We also get input from (attorneys) about our doctors on the stand. We do what we can to raise their level of ability on the stand. We work to have our people certified by the American Board of Medicolegal Death Investigators. And we try very hard to keep undetermined cases in the single-digit percentages.

Question: Who's your customer?

Answer: The citizens. We speak factually about what we know. If we don't know, we say we don't know. We speak for the decedents we serve and their families. We're not here to represent insurance companies or one side of the law. We're here to represent facts about the decedent and to assist the family as they navigate through a very difficult time.

Question: Any unusual cases stick out?

Answer: There are so many. There are cases you carry for the rest of your life. They're emotionally engraved in who you are. It isn't always a case involving a kid or a tragedy. It's the case that catches you off guard just when you think you've got a handle on it every day, and you've got it all sorted out, and you're doing OK with it. There's going to be that case that grabs you, or tilts you, as my wife puts it. I want to embrace that. The point cases don't do that to me anymore, I don't want to do this job anymore, because it would mean I've become too callous. I much prefer to have an emotional side to it. I'm OK with the fact that it affects me.

Question: How has your office dealt with budget cuts?

Answer: We've changed the way we do business. We used to assign an investigator to a case until completion. Now, an investigator can bring in another investigator at the end of a shift to avoid overtime. We've eliminated middle management and 30 percent of our first-line supervisors. Clark County has tried to keep us as whole as possible, but we've faced cuts like everyone else. We've had to work smarter and rethink the way we do things. You accomplish your core function and see if there's anything left.

Question: You were involved in the National Missing and Unidentified Persons Initiative. The office posts photos of unidentified dead online. How do you balance a family's privacy and publishing photos of a loved one?

Answer: I hope a family sees it. That's the goal. It's not to provide macabre pictures for curiosity seekers. When we started, a lot of organizations across the country chastised us. I thought I was going to lose my job. But we asked families how they might feel about it, and overwhelmingly, they told us if it got their loved one identified, they'd be good with it. There's a fair number of armchair detectives looking at these and matching up cases they've heard about. What the person was wearing or another detail can be essential to spurring identification. After we started having success, the agencies that criticized us asked us to help them put together a website. We believe the work we've done has assisted in many parts of the country.

Question: What's the worst part of your job?
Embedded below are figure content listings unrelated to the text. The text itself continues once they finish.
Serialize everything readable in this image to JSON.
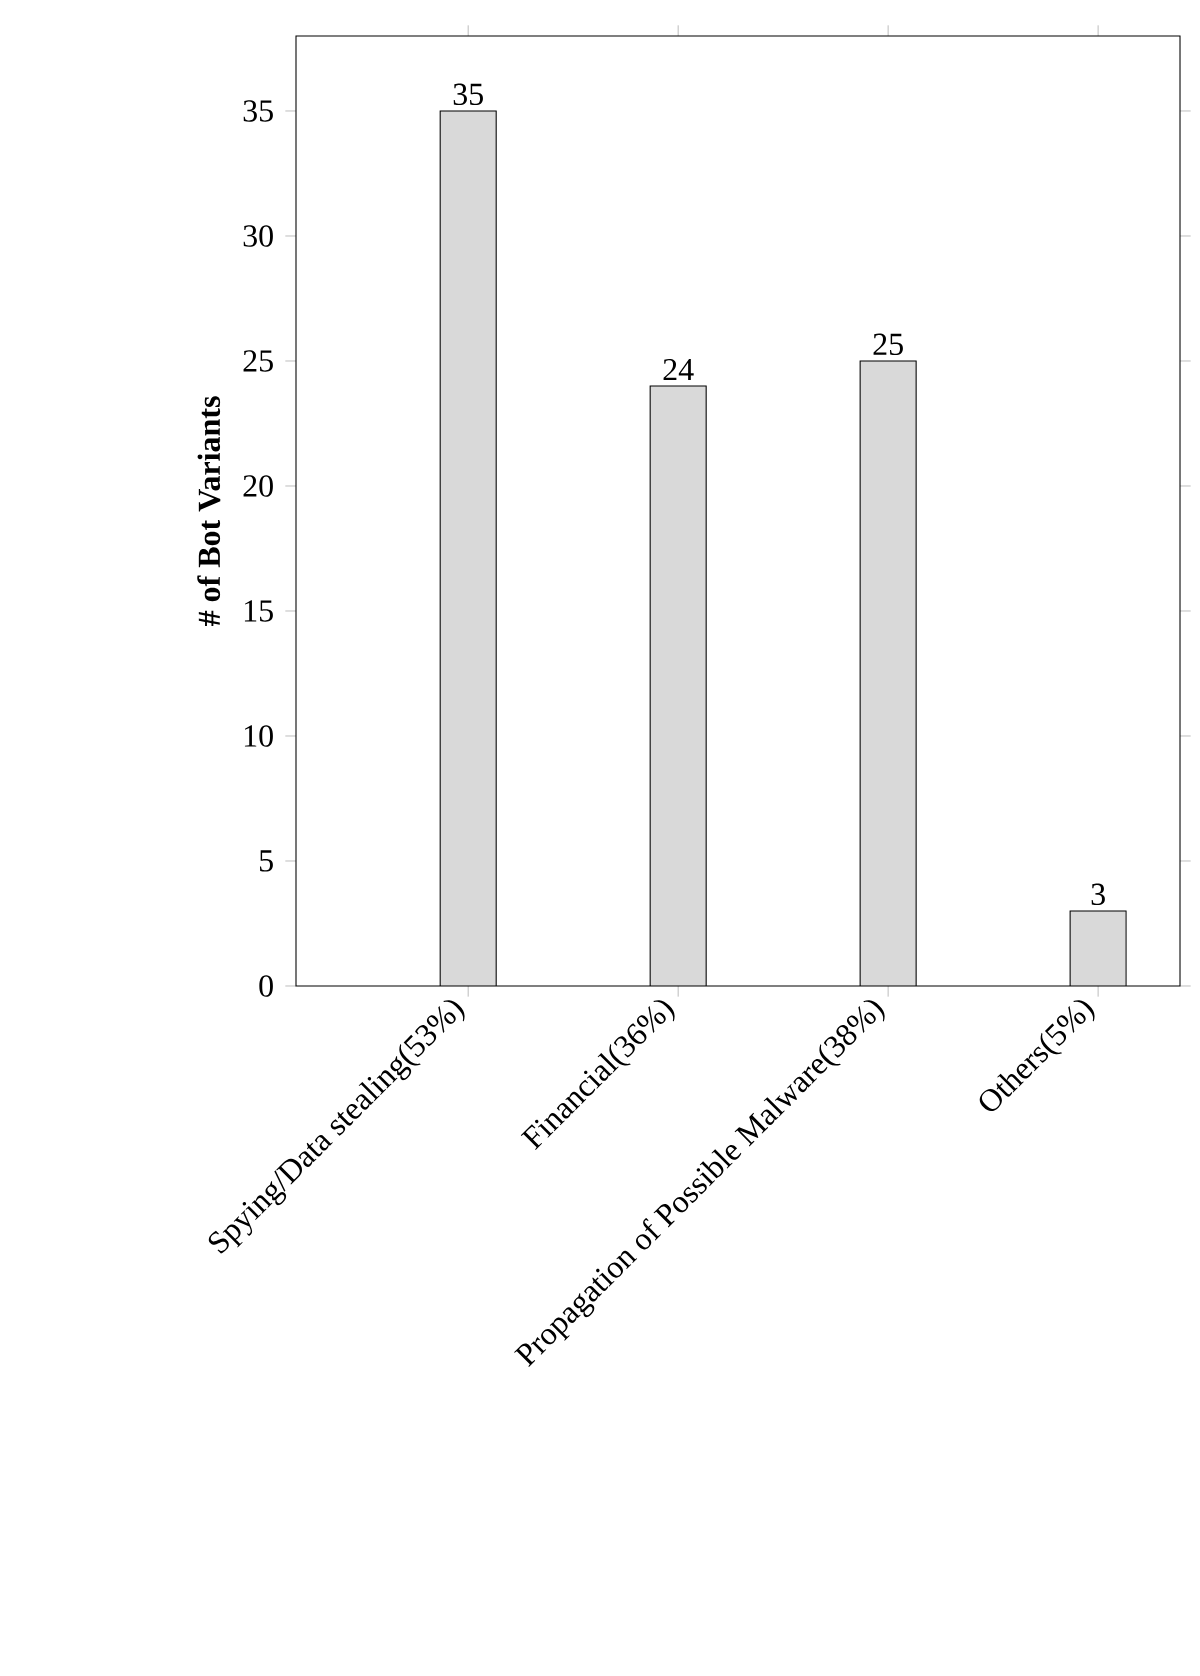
{
  "chart_data": {
    "type": "bar",
    "ylabel": "# of Bot Variants",
    "categories": [
      "Spying/Data stealing(53%)",
      "Financial(36%)",
      "Propagation of Possible Malware(38%)",
      "Others(5%)"
    ],
    "values": [
      35,
      24,
      25,
      3
    ],
    "color": "#d9d9d9",
    "ylim": [
      0,
      38
    ],
    "yticks": [
      0,
      5,
      10,
      15,
      20,
      25,
      30,
      35
    ],
    "data_labels": true
  }
}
Answer: The worst part is when you've done all you can do for a family and there are unanswered questions. People think the worst thing would be knocking on that door. And it is: You're delivering the worst message. But once you get through that, and the family says, "We don't understand why our loved one did this," and there's no way to give an answer - that leaves you empty sometimes.

Question: What's the best part?

Answer: Interacting with families and seeing the resiliency of people. Understanding the pure joy of life and grasping how precious life is.
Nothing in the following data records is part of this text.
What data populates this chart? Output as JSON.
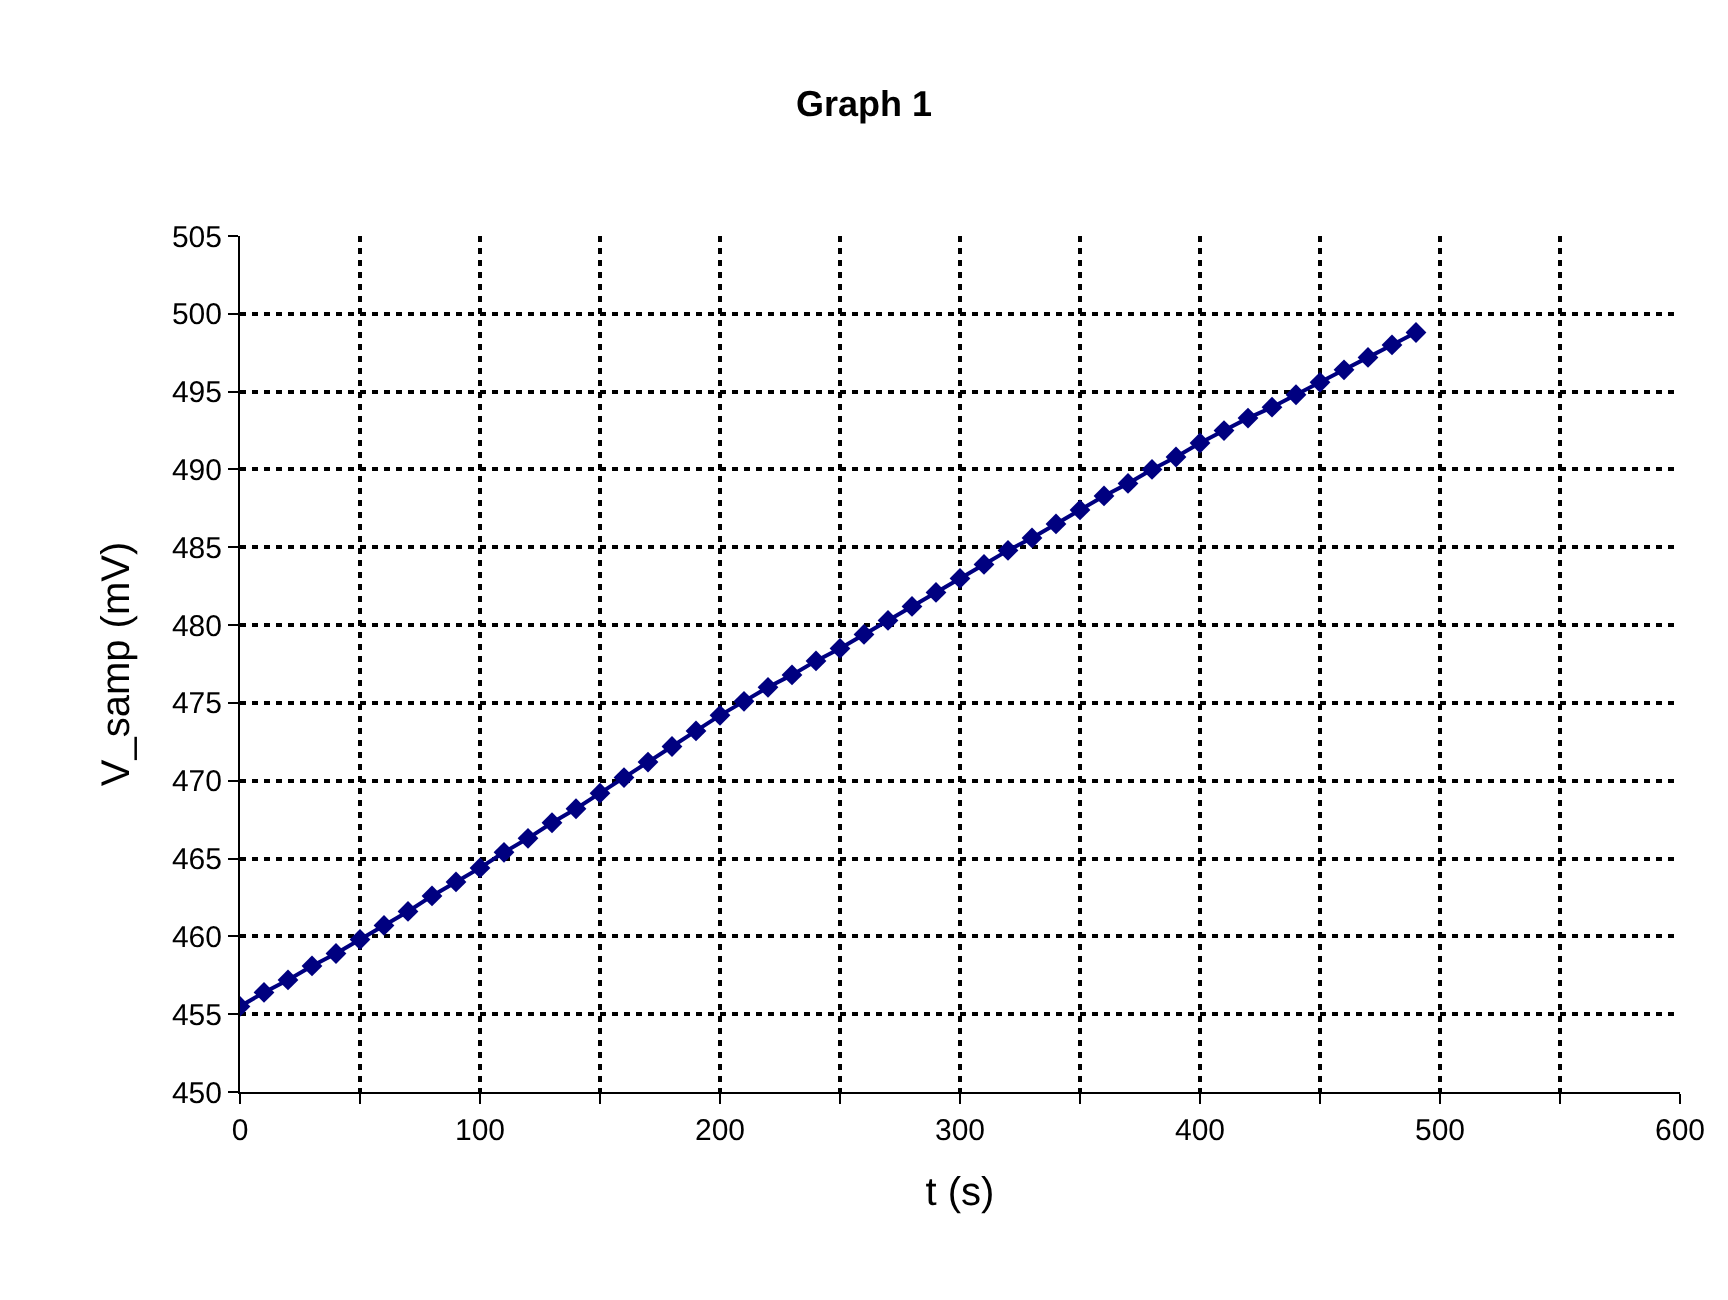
{
  "chart_data": {
    "type": "line",
    "title": "Graph 1",
    "xlabel": "t (s)",
    "ylabel": "V_samp (mV)",
    "x": [
      0,
      10,
      20,
      30,
      40,
      50,
      60,
      70,
      80,
      90,
      100,
      110,
      120,
      130,
      140,
      150,
      160,
      170,
      180,
      190,
      200,
      210,
      220,
      230,
      240,
      250,
      260,
      270,
      280,
      290,
      300,
      310,
      320,
      330,
      340,
      350,
      360,
      370,
      380,
      390,
      400,
      410,
      420,
      430,
      440,
      450,
      460,
      470,
      480,
      490
    ],
    "series": [
      {
        "color": "#000080",
        "values": [
          455.5,
          456.4,
          457.2,
          458.1,
          458.9,
          459.8,
          460.7,
          461.6,
          462.6,
          463.5,
          464.4,
          465.4,
          466.3,
          467.3,
          468.2,
          469.2,
          470.2,
          471.2,
          472.2,
          473.2,
          474.2,
          475.1,
          476.0,
          476.8,
          477.7,
          478.5,
          479.4,
          480.3,
          481.2,
          482.1,
          483.0,
          483.9,
          484.8,
          485.6,
          486.5,
          487.4,
          488.3,
          489.1,
          490.0,
          490.8,
          491.7,
          492.5,
          493.3,
          494.0,
          494.8,
          495.6,
          496.4,
          497.2,
          498.0,
          498.8
        ]
      }
    ],
    "xlim": [
      0,
      600
    ],
    "xticks": [
      0,
      {
        "value": 50,
        "label": null
      },
      100,
      {
        "value": 150,
        "label": null
      },
      200,
      {
        "value": 250,
        "label": null
      },
      300,
      {
        "value": 350,
        "label": null
      },
      400,
      {
        "value": 450,
        "label": null
      },
      500,
      {
        "value": 550,
        "label": null
      },
      600
    ],
    "ylim": [
      450,
      505
    ],
    "yticks": [
      450,
      455,
      460,
      465,
      470,
      475,
      480,
      485,
      490,
      495,
      500,
      505
    ],
    "grid": true,
    "legend": false,
    "marker": "diamond",
    "line_style": "solid"
  }
}
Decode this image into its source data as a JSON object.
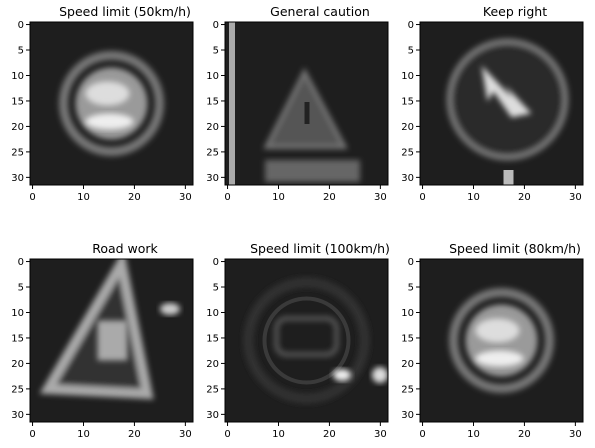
{
  "figure": {
    "panels": [
      {
        "title": "Speed limit (50km/h)",
        "sign": "circle-speed"
      },
      {
        "title": "General caution",
        "sign": "triangle-caution"
      },
      {
        "title": "Keep right",
        "sign": "circle-arrow"
      },
      {
        "title": "Road work",
        "sign": "triangle-work"
      },
      {
        "title": "Speed limit (100km/h)",
        "sign": "circle-100"
      },
      {
        "title": "Speed limit (80km/h)",
        "sign": "circle-speed-80"
      }
    ],
    "axis": {
      "y_ticks": [
        "0",
        "5",
        "10",
        "15",
        "20",
        "25",
        "30"
      ],
      "x_ticks": [
        "0",
        "10",
        "20",
        "30"
      ]
    }
  }
}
Question: How has seeing what you see every day changed your outlook?

Answer: It's made me recognize what's important. It has given me what I consider an appropriate thirst for life. In our family, no one is allowed to leave the house without saying that we love each other, because you may never get another chance. This job brings that painfully home to you. Every family struggles with issues, but my job has taught me to value what's important, and it's not things. It's people.